The Gothic tends to displace contemporary fears onto the past to speak to the present, and often about its futurity. Certainly Godwin's "Caleb Williams" and "St. Leon" look both forward and back, and Maturin's "Melmoth the Wanderer," born as it is from one of his sermons, serves the purpose of a warning about present cultural practices and their effects on futurity.

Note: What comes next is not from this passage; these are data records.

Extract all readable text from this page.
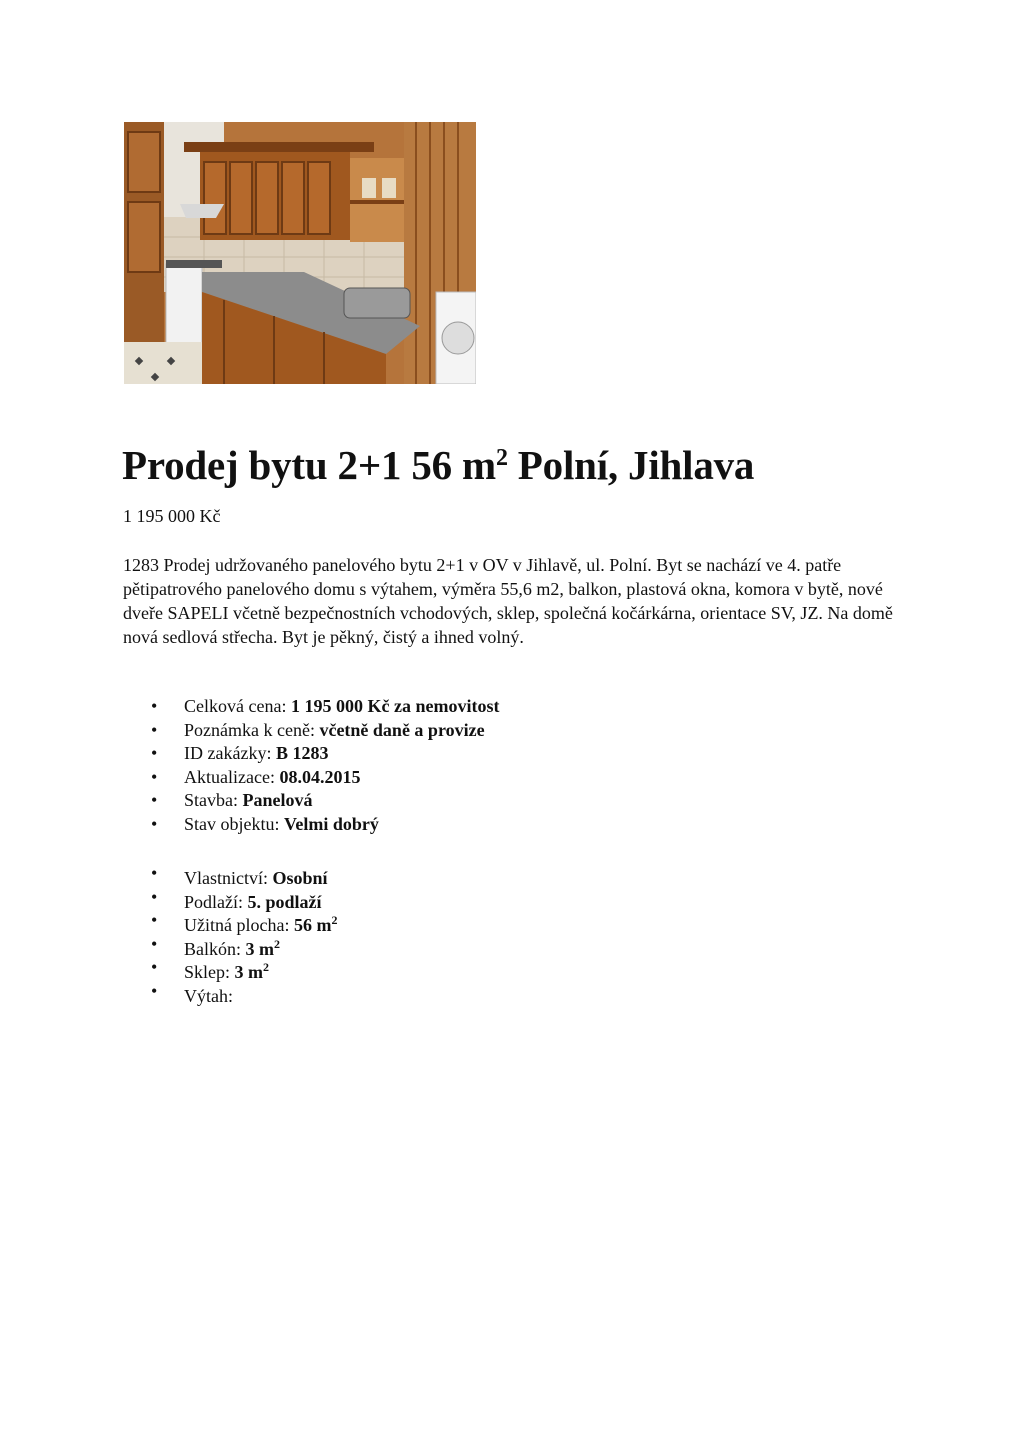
Prodej bytu 2+1 56 $m^2$ Polní, Jihlava
1 195 000 Kč

1283 Prodej udržovaného panelového bytu 2+1 v OV v Jihlavě, ul. Polní. Byt se nachází ve 4. patře pětipatrového panelového domu s výtahem, výměra 55,6 m2, balkon, plastová okna, komora v bytě, nové dveře SAPELI včetně bezpečnostních vchodových, sklep, společná kočárkárna, orientace SV, JZ. Na domě nová sedlová střecha. Byt je pěkný, čistý a ihned volný.

• Celková cena: 1 195 000 Kč za nemovitost
• Poznámka k ceně: včetně daně a provize
• ID zakázky: B 1283
• Aktualizace: 08.04.2015
• Stavba: Panelová
• Stav objektu: Velmi dobrý
• Vlastnictví: Osobní
• Podlaží: 5. podlaží
• Užitná plocha: 56 $m^2$
• Balkón: 3 $m^2$
• Sklep: 3 $m^2$
• Výtah:
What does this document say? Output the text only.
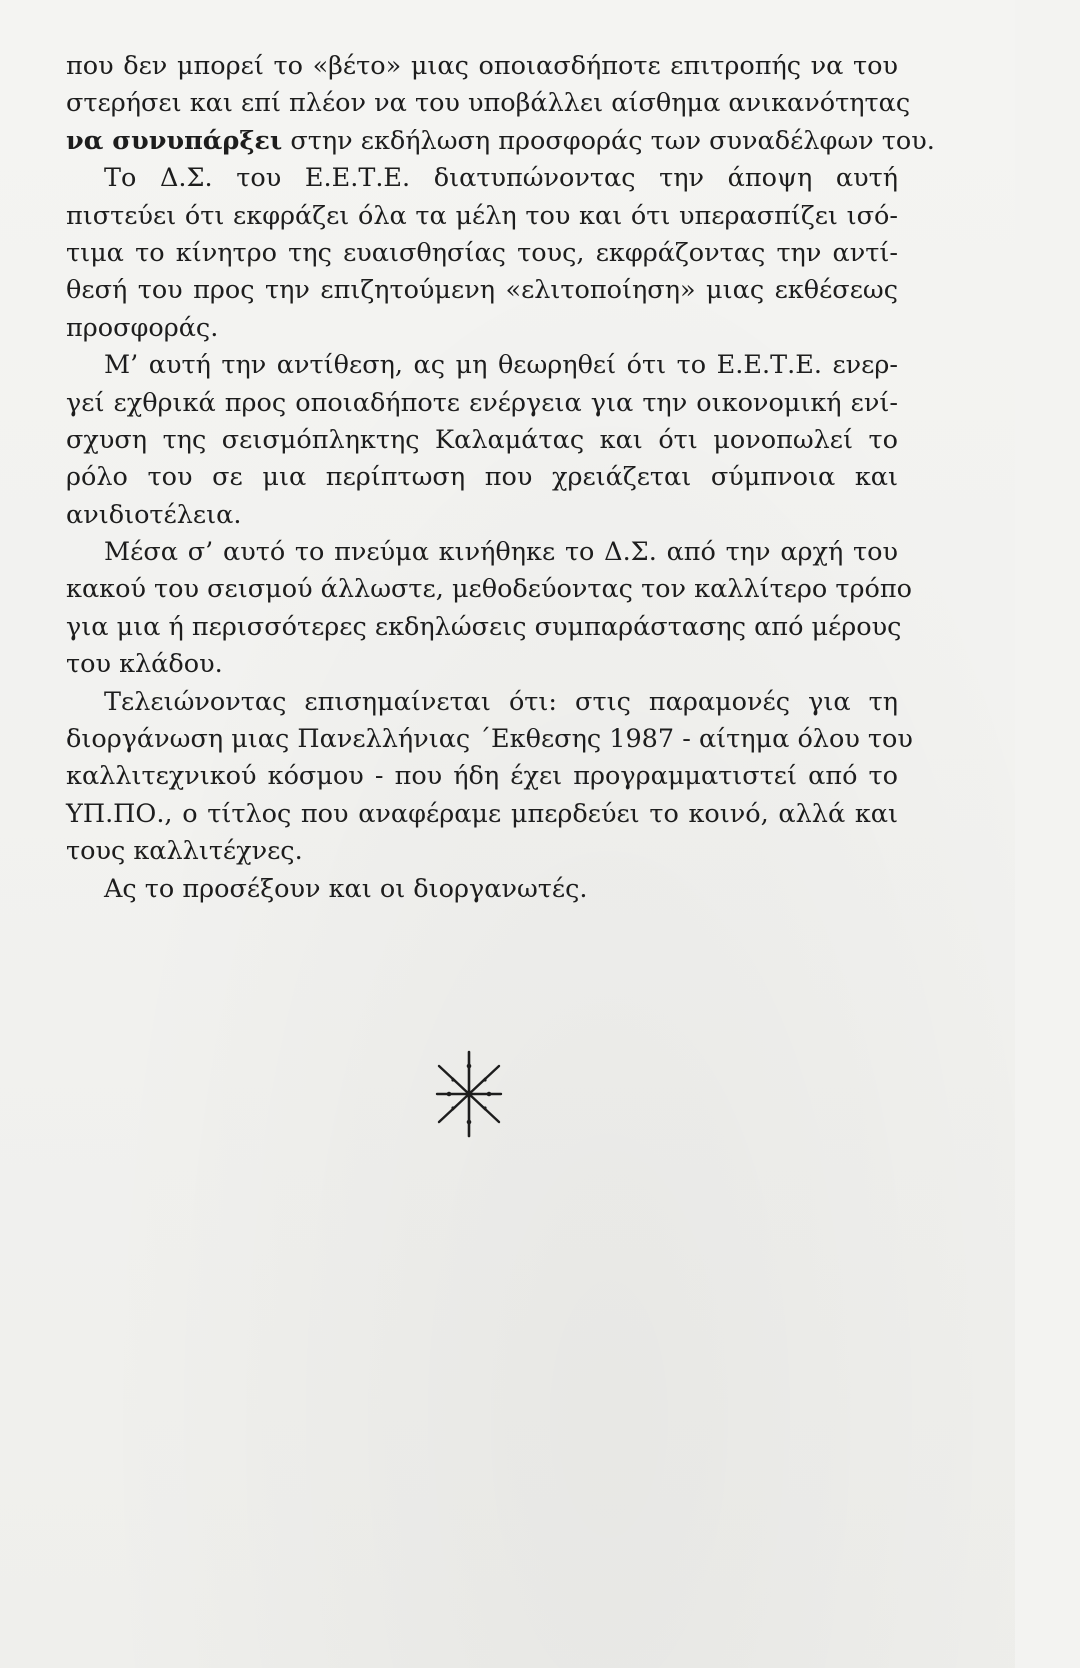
που δεν μπορεί το «βέτο» μιας οποιασδήποτε επιτροπής να του
στερήσει και επί πλέον να του υποβάλλει αίσθημα ανικανότητας
να συνυπάρξει στην εκδήλωση προσφοράς των συναδέλφων του.
Το Δ.Σ. του Ε.Ε.Τ.Ε. διατυπώνοντας την άποψη αυτή
πιστεύει ότι εκφράζει όλα τα μέλη του και ότι υπερασπίζει ισό-
τιμα το κίνητρο της ευαισθησίας τους, εκφράζοντας την αντί-
θεσή του προς την επιζητούμενη «ελιτοποίηση» μιας εκθέσεως
προσφοράς.
Μ’ αυτή την αντίθεση, ας μη θεωρηθεί ότι το Ε.Ε.Τ.Ε. ενερ-
γεί εχθρικά προς οποιαδήποτε ενέργεια για την οικονομική ενί-
σχυση της σεισμόπληκτης Καλαμάτας και ότι μονοπωλεί το
ρόλο του σε μια περίπτωση που χρειάζεται σύμπνοια και
ανιδιοτέλεια.
Μέσα σ’ αυτό το πνεύμα κινήθηκε το Δ.Σ. από την αρχή του
κακού του σεισμού άλλωστε, μεθοδεύοντας τον καλλίτερο τρόπο
για μια ή περισσότερες εκδηλώσεις συμπαράστασης από μέρους
του κλάδου.
Τελειώνοντας επισημαίνεται ότι: στις παραμονές για τη
διοργάνωση μιας Πανελλήνιας ΄Εκθεσης 1987 - αίτημα όλου του
καλλιτεχνικού κόσμου - που ήδη έχει προγραμματιστεί από το
ΥΠ.ΠΟ., ο τίτλος που αναφέραμε μπερδεύει το κοινό, αλλά και
τους καλλιτέχνες.
Ας το προσέξουν και οι διοργανωτές.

Quoting Shakespeare and Milton, Shelley writes in "On Life" that "man is a being of high aspirations 'looking both before and after,' whose 'thoughts that wander through eternity,' disclaim alliance with transience and decay." I suggest that in and across the Gothic and the Romantic wanders the figure of the Wanderer, opening up novelistic possibilities and providing a point of crossing for a shared concern with the questions about bodies moving through worlds, and histories of worlds. From the myth of the Wandering Jew through Maturin's Melmoth, Wordsworth's wanderers and travelers, Coleridge's Mariner, Shelley's Alastor, Byron's adventurers, solitaries, and pilgrims, and Keats' dreamer/poet of the "Hyperion" poems, to give only a partial list of the various poetic voices and characters who "wander," the act of wandereing raises questions about the relations within a matrix of body/spirit and body/culture. Each binary involves competing discourses centered around the question of which term signifies the phenomenal and which the epiphenomenal. Between the pairings a further dialectic takes place, akin to what Foucault calls "jeux de verite" (games of truth), a kind of epistemological wanderering. As poets, poetic voices, narrators, and characters wander, embodied and disembodied, through events and history, accepting or representing different orientations between the phenomenal and the epiphenomenal, they open up Romantic and Gothic texts to "old" and "new" discourses of sciences, philosophy, economics, and subjectivity. With the figure of the Wanderer signs begin to wander; language begins to wander across meanings. The consequent disorientation at the point when language begins to break down as a coherent signifying system reveals the inadequacy of the "old" and "new" discourses to resolve themselves into a coherent and unified discourse of futurity. The Wanderer, damned to life, exiled from the transcendent that would make the relationship between signs and referents stable, haunts the works of Romantic and Gothic writers alike.
Interrogating a few Gothic wanderings alonside a few Romantic ones, I will examine how the dialectic occasioned by such an equivocal figure reveals the anxieties about, and complex investigatins of, the relationships between bodies, spirits, and cultural discourses of science, sexuality, and subjectivity.